A public official who stands up on behalf of a broad reduction of enforcement essentially is deciding that those who play by the rules should subsidize those who don't. This "moral hazard" problem harms the struggling, honest family or business the most, for they subsidize those who earn more and play less fairly.

Few city officials think about this issue more than New York City's deeply committed commissioner of finance, David Frankel, who considers it in every aspect of city payments. In a recent interview, for example, he said he understood but was unconvinced by those who complained about his expanded boot program for those who do not pay their parking fines. Last month, Frankel's staff rolled out a pilot program in which vans with city sheriffs and staff from a contracted company cruise through the city reading license plates with cameras and booting cars owing more than $350 in fines. More creative than the readers, though, are the electronics-equipped boots, which the owner can self-release 24 hours a day by calling a number and providing a credit, debit or even a gift-card number. So booting is less inconvenient for the motorist while enforcement can be more vigorous and produce more revenue. Is it fair? It is for the New Yorkers who actually pay what they owe — or who park legally to begin with.

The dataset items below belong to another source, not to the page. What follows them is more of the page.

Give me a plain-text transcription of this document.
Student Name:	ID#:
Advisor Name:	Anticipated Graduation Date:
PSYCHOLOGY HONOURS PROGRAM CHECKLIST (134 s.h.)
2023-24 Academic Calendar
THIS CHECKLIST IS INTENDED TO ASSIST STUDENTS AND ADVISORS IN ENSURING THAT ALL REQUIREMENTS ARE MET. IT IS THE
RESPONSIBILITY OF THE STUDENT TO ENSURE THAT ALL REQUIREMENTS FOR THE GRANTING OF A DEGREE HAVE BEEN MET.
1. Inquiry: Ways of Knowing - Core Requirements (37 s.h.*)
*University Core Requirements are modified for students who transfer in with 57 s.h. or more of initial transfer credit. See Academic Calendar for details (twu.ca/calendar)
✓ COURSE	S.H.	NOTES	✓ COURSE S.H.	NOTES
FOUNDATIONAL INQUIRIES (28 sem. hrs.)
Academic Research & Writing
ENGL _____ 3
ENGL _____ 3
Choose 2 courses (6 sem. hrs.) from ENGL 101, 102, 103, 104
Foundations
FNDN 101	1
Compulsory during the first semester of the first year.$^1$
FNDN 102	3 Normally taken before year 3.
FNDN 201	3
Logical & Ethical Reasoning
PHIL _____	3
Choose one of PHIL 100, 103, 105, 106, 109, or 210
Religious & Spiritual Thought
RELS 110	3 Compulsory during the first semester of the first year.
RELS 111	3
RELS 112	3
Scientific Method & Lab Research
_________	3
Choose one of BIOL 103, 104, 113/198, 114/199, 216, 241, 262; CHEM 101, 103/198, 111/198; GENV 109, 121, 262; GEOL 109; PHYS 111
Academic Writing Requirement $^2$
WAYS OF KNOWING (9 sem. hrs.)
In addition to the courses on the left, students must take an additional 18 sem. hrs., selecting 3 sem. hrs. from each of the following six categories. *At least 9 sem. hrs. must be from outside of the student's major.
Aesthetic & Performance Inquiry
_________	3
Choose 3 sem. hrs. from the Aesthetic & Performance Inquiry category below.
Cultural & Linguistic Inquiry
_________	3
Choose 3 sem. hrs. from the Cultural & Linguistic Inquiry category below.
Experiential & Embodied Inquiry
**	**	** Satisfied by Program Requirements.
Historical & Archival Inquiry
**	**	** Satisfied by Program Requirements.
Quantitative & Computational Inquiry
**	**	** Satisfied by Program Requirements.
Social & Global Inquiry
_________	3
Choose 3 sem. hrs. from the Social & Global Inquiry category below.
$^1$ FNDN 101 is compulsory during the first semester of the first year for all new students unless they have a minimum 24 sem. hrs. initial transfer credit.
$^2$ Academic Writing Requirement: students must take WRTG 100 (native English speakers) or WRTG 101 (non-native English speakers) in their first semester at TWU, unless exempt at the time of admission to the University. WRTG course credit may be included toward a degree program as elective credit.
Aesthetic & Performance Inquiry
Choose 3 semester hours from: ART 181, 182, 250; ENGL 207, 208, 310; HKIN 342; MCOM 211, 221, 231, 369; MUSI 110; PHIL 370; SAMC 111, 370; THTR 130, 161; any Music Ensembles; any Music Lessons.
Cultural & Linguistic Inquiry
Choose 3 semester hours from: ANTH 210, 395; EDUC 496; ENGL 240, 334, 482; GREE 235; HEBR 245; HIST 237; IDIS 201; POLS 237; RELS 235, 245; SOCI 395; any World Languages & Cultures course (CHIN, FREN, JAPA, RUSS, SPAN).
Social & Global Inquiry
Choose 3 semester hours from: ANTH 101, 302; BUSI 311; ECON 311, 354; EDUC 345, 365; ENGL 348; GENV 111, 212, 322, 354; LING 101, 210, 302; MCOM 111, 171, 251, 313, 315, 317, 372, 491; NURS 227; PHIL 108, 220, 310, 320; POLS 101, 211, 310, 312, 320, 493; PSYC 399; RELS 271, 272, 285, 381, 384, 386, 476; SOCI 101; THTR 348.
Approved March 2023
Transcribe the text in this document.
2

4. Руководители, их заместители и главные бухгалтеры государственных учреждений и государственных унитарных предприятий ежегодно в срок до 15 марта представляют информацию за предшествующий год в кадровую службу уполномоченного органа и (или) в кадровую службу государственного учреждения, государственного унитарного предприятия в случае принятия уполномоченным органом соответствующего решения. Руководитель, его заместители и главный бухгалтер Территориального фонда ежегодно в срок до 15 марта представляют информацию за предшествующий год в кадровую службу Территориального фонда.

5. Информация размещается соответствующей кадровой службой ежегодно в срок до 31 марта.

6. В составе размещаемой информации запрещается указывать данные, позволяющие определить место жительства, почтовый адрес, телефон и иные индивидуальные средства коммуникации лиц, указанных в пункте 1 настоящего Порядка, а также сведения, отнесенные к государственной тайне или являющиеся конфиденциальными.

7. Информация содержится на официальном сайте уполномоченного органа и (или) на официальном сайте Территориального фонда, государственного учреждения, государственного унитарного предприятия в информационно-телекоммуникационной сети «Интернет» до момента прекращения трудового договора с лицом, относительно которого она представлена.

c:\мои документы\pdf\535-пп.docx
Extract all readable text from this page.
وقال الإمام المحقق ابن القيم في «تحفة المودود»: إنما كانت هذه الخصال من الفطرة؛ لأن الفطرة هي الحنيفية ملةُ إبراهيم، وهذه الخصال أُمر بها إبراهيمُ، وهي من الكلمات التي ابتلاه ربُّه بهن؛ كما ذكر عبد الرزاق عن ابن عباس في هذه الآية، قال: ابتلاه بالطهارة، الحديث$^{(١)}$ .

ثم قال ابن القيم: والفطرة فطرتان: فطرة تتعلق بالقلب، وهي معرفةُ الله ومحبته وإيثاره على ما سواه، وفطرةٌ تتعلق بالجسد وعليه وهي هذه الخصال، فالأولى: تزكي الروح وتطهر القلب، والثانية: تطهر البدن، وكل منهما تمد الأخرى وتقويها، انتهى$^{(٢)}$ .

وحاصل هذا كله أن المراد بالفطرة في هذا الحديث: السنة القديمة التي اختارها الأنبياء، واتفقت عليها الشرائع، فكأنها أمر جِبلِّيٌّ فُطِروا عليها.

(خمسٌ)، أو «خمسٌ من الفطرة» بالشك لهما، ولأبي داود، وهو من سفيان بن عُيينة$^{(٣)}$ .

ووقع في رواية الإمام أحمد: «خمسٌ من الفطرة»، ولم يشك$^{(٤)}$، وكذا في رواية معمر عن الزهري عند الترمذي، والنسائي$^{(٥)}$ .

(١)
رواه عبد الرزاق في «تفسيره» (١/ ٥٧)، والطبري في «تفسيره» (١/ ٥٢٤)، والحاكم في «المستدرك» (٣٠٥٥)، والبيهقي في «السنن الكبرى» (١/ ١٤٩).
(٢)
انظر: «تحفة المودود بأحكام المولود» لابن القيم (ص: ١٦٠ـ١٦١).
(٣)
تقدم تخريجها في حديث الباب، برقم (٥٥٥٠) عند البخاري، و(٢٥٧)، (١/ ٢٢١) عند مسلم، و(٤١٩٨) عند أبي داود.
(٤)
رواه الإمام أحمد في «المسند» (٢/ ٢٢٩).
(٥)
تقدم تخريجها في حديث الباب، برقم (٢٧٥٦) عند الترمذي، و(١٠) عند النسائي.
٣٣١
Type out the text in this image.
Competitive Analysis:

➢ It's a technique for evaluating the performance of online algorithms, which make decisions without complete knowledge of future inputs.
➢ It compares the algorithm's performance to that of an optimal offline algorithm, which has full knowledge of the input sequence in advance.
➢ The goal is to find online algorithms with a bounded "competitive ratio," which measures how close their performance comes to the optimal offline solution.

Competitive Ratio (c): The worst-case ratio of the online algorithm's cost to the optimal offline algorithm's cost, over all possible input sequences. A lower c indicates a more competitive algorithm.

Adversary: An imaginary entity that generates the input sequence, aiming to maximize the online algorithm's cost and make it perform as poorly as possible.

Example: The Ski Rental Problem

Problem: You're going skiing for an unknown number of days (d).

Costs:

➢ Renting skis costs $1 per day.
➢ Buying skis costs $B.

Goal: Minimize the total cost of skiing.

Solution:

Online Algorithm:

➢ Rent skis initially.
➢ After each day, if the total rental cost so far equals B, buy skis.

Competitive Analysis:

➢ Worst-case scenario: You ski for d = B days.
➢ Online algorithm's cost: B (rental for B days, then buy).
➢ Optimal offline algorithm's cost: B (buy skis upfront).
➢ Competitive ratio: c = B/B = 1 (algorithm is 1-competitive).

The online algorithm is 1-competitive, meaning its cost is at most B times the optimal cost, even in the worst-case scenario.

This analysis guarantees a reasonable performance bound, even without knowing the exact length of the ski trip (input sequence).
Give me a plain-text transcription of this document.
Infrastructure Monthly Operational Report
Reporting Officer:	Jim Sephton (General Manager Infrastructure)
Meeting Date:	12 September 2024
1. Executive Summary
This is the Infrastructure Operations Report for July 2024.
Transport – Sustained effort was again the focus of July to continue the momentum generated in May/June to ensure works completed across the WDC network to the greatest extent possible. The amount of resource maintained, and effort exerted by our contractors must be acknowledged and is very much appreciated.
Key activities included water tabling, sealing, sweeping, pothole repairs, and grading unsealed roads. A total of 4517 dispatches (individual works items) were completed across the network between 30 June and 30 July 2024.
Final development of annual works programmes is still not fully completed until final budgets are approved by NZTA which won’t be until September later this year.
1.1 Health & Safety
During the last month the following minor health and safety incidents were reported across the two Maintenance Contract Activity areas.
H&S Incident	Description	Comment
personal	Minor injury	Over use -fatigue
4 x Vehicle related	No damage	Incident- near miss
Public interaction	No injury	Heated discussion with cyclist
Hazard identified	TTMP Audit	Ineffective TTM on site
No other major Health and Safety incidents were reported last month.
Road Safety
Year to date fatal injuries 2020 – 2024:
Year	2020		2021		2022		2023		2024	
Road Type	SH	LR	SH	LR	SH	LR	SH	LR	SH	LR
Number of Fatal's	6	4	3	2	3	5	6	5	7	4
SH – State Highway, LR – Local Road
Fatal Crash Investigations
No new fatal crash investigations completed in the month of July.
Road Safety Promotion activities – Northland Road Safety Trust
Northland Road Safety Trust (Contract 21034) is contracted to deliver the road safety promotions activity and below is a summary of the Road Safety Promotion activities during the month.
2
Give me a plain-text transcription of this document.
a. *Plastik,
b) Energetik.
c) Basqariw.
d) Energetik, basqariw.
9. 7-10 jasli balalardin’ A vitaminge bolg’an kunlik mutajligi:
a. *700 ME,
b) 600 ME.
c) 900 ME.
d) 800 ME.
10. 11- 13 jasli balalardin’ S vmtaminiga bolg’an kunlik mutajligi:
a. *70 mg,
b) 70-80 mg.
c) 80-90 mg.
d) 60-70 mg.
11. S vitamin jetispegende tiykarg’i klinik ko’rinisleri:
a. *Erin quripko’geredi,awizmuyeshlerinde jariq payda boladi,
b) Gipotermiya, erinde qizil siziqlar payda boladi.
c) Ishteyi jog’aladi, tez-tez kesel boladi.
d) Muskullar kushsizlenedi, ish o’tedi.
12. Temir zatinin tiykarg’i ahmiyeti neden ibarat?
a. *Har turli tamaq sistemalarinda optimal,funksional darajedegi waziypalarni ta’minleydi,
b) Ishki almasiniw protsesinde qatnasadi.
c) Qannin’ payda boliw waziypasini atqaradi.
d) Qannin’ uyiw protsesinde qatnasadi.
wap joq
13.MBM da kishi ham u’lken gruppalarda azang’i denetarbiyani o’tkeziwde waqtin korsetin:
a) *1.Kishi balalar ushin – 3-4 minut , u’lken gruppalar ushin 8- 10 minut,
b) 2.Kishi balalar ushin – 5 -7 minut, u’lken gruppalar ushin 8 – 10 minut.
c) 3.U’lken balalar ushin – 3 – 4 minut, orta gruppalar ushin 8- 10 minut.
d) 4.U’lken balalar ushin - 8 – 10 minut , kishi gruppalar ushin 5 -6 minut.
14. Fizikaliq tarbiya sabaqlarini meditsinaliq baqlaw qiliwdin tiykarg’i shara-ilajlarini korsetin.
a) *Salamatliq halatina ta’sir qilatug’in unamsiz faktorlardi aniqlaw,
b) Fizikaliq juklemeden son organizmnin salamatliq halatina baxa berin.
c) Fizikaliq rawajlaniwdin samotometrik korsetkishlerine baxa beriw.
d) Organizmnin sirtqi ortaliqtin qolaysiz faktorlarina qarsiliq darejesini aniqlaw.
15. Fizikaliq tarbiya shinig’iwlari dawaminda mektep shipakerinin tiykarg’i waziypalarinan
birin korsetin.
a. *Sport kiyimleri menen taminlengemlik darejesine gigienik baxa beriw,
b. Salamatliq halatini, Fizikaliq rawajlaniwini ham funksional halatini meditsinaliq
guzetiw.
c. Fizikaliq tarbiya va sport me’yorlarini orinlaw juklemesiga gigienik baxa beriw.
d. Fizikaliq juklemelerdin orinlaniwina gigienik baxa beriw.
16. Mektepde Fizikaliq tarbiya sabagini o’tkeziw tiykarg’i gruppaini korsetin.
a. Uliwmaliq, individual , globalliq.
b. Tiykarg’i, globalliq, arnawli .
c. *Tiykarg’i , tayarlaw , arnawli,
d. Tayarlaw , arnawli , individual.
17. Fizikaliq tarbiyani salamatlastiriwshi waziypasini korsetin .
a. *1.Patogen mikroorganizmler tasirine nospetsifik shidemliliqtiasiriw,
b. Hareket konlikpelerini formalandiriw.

Frankel makes the same argument about those who can pay their property taxes but don't, those who retail cigarettes without paying the tax, and a host of other areas. In those situations, he says, the lack of vigorous fairness gives less-honorable commercial establishments a competitive edge over the others. Those who draw customers to their variety stores with illegally priced cigarettes make sales that their honest competitors don't.

These collections programs need not be heartless. One can set up a program that explicitly provides relief to those in genuine distress. For example, both Frankel's Finance Department and the New York City Department of Environmental Protection (DEP) provide a payment-plan option for property tax and water bills. DEP also has a fund to help the neediest residents with water bills, and the city has enacted laws protecting the neediest seniors and disabled citizens from losing their homes because of unpaid tax or water debt. These programs all have something in common: They require individuals in distress to petition for help rather than granting relief broadly in a way that rewards those who game the system.

Frankel, who drives his department with a combination of focus, creativity and data, makes the case that often cities reach assumptions about these kinds of receivables without adequate data. Extraordinary senior management that is comfortable with using data to challenge and change existing strategy is a critical part of this approach. Frankel has complemented that leadership by adding contractual and employee analysts who study data sets to determine who is not paying and why. In New York as elsewhere, this use of data analytics helps in targeting both enforcement and mitigation programs.

Enforcement is a form of equity. Allowing those who can do better to ignore their public responsibilities is the height of unfairness. Evenhanded enforcement reinforces the civic contract.